Pubblicato il rapporto Regolazione regionale della generazione elettrica da fonti rinnovabili

E' stato presentato nei mesi scorsi dal Gse il rapporto sulla Regolazione regionale della generazione elettrica da fonti rinnovabili, allo scopo di fotografare lo stato degli interventi normativi compiuti dalle Regioni per attuare, modificare o integrare le indicazioni normative nazionali in materia di realizzazione ed esercizio degli impianti di produzione di energia elettrica da fonti rinnovabili.

Secondo il rapporto, è il fotovoltaico ad avere il primato degli interventi di regolazione regionale, probabilmente anche per l'elevatissimo numero di impianti delle più diverse dimensioni che sono stati realizzati negli ultimi anni in tutt'Italia. Il ruolo più rilevante in questo processo di  lo hanno avuto le Province, che in sette Regioni hanno la competenza esclusiva del procedimento per l'Autorizzazione Unica.

Accanto a questo ricordiamo che il fotovoltaico "è anche la tecnologia per la quale le Regioni hanno fatto maggiormente ricorso (in tredici Regioni) all'ampliamento di soglie e tipologie degli impianti che possono utilizzare i regimi autorizzativi semplificati della Pas e della Comunicazione, di competenza dei comuni" si legge nel rapporto del Cse.
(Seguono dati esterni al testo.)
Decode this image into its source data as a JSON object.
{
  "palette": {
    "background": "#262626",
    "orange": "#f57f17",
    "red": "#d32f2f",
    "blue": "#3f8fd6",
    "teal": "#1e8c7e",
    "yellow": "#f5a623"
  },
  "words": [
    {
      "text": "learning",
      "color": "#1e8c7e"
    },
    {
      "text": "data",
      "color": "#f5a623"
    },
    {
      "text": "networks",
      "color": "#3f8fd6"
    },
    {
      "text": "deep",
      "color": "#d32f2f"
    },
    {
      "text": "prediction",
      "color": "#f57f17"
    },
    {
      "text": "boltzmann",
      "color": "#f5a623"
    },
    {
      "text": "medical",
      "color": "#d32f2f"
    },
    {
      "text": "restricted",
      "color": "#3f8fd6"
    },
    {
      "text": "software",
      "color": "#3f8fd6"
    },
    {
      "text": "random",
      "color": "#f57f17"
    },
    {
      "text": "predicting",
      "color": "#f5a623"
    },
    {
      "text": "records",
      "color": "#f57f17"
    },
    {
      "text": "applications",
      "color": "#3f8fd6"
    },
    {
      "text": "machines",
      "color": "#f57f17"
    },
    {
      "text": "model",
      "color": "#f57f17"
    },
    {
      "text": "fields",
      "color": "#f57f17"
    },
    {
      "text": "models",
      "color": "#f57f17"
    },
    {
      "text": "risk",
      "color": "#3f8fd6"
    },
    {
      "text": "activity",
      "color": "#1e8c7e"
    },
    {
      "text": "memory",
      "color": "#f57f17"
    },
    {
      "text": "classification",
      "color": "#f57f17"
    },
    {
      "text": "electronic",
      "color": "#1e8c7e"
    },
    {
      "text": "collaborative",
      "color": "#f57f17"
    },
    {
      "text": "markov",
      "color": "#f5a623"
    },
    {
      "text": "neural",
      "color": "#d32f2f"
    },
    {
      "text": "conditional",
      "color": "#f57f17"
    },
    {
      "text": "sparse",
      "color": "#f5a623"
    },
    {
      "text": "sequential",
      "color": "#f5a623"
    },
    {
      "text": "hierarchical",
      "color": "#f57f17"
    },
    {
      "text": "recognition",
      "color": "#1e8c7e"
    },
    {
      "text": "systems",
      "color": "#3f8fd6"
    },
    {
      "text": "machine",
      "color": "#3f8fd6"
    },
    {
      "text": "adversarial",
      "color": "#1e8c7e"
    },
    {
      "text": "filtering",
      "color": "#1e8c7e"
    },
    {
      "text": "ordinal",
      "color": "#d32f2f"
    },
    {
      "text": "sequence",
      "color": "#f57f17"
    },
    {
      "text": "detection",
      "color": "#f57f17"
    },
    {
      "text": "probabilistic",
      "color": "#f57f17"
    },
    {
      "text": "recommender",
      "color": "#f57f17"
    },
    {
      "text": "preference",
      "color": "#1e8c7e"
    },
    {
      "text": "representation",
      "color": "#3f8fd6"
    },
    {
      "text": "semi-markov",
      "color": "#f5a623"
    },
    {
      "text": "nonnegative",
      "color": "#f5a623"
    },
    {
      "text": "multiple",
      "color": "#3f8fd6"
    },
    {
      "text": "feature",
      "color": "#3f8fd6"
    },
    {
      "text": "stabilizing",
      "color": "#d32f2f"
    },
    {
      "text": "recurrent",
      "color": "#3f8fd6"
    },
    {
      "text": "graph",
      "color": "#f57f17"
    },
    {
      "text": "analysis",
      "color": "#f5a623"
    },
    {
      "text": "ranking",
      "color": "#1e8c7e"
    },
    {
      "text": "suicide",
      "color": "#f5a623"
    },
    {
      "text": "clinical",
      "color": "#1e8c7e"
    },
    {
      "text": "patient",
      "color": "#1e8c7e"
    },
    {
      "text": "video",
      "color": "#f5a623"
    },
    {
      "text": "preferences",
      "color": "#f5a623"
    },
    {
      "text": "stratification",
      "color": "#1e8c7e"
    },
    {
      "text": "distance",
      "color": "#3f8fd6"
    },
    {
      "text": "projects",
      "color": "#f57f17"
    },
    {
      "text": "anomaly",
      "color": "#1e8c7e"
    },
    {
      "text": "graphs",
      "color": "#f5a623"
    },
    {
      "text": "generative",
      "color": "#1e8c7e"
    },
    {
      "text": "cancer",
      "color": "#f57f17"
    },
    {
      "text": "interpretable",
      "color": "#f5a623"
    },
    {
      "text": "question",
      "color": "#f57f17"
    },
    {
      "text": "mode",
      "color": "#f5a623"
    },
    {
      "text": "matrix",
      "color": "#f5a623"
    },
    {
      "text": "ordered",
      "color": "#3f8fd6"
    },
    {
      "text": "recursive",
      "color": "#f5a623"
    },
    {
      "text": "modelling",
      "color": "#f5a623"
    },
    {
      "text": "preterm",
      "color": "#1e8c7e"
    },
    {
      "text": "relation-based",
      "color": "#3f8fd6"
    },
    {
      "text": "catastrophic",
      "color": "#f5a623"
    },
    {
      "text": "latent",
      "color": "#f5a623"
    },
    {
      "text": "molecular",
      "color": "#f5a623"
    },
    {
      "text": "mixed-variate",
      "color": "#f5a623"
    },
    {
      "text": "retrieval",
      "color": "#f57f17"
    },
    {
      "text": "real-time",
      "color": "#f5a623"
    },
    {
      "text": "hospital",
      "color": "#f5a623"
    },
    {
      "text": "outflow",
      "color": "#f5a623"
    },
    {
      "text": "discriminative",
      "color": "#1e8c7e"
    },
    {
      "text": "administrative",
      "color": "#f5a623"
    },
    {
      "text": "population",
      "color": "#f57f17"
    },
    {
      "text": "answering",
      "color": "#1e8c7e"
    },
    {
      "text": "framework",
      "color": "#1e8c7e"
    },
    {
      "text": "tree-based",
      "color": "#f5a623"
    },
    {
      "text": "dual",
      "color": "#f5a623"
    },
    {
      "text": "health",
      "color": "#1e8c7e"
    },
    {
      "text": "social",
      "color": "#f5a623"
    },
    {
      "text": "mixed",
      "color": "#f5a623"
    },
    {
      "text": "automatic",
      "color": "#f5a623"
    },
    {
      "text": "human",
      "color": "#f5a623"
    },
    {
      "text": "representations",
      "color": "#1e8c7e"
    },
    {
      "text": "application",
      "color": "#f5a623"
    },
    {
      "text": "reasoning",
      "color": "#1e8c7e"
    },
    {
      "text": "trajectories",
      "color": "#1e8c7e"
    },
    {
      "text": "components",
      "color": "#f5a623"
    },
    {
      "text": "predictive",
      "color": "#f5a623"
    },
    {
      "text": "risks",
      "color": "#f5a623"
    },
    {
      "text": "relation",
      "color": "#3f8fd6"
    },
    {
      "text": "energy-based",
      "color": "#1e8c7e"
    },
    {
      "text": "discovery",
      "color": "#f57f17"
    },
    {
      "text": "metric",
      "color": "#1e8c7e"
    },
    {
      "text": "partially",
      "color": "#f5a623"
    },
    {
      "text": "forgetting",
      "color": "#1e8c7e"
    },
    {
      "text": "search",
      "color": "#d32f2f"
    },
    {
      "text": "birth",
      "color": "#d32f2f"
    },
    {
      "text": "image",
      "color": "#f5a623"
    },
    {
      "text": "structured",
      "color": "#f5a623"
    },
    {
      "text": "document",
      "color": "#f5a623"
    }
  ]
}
Anche nelle procedure di valutazione ambientale degli impianti fotovoltaici il ruolo delle Province è maggiore rispetto alle altre fonti, dato che in cinque Regioni hanno la competenza esclusiva per tale tipi di procedimenti. Anche per le valutazioni ambientali il fotovoltaico è la tecnologia per la quale si registra la maggior intensità di interventi di regolazione regionale, effettuati in ben 18 Regioni.

"Nell'ambito della regolazione regionale delle soglie oltre le quali diventa necessaria la verifica di assoggettabilità, prevalgono i casi di interventi restrittivi" si legge ancora nel rapporto. "L'unico caso di innalzamento della soglia (30%) è stato registrato nella Regione Lazio. Il primato di frequenza degli interventi regionali di regolazione per il fotovoltaico, rispetto alle altre fonti, si registra anche negli atti di individuazione delle zone non idonee, effettuata in 12 Regioni. Infine sono presenti in quasi tutte le Regioni interventi di regolazione di varia natura per la realizzazione di impianti fotovoltaici, che non ricadono negli ambiti già esaminati".

Pannelli fotovoltaici in un campo deserto
(Un parco fotovoltaico)

Zone non idonee

Per il fotovoltaico si registra il primato negli atti di definizione delle zone non idonee, individuate in ben 12 Regioni. "Si possono evidenziare le sei Regioni (Toscana, Emilia Romagna, Veneto, Piemonte, Marche e Abruzzo) che hanno adottato provvedimenti specifici dedicati esclusivamente alla individuazione delle aree non idonee per gli impianti fotovoltaici, mentre in altre 6 (Valle d'Aosta, Emilia-Romagna, Umbria, Molise, Puglia e Basilicata) l'individuazione delle aree non idonee non riguarda solo il fotovoltaico, ma anche altre fonti" spiega ancora il rapporto.

"Sono quindi sette le Regioni che non hanno individuato le zone non idonee all'installazione degli impianti fotovoltaici, anche se in molti casi le norme regionali prevedono esplicitamente che tale individuazione possa o debba essere effettuata. In nove Regioni l'individuazione delle zone non idonee è stata effettuata solo per gli impianti fotovoltaici a terra. Infine si deve notare che in tre casi (Molise, Basilicata e Abruzzo) i provvedimenti di individuazione delle zone non idonee sono stati adottati prima della pubblicazione del DM 10/9/2010".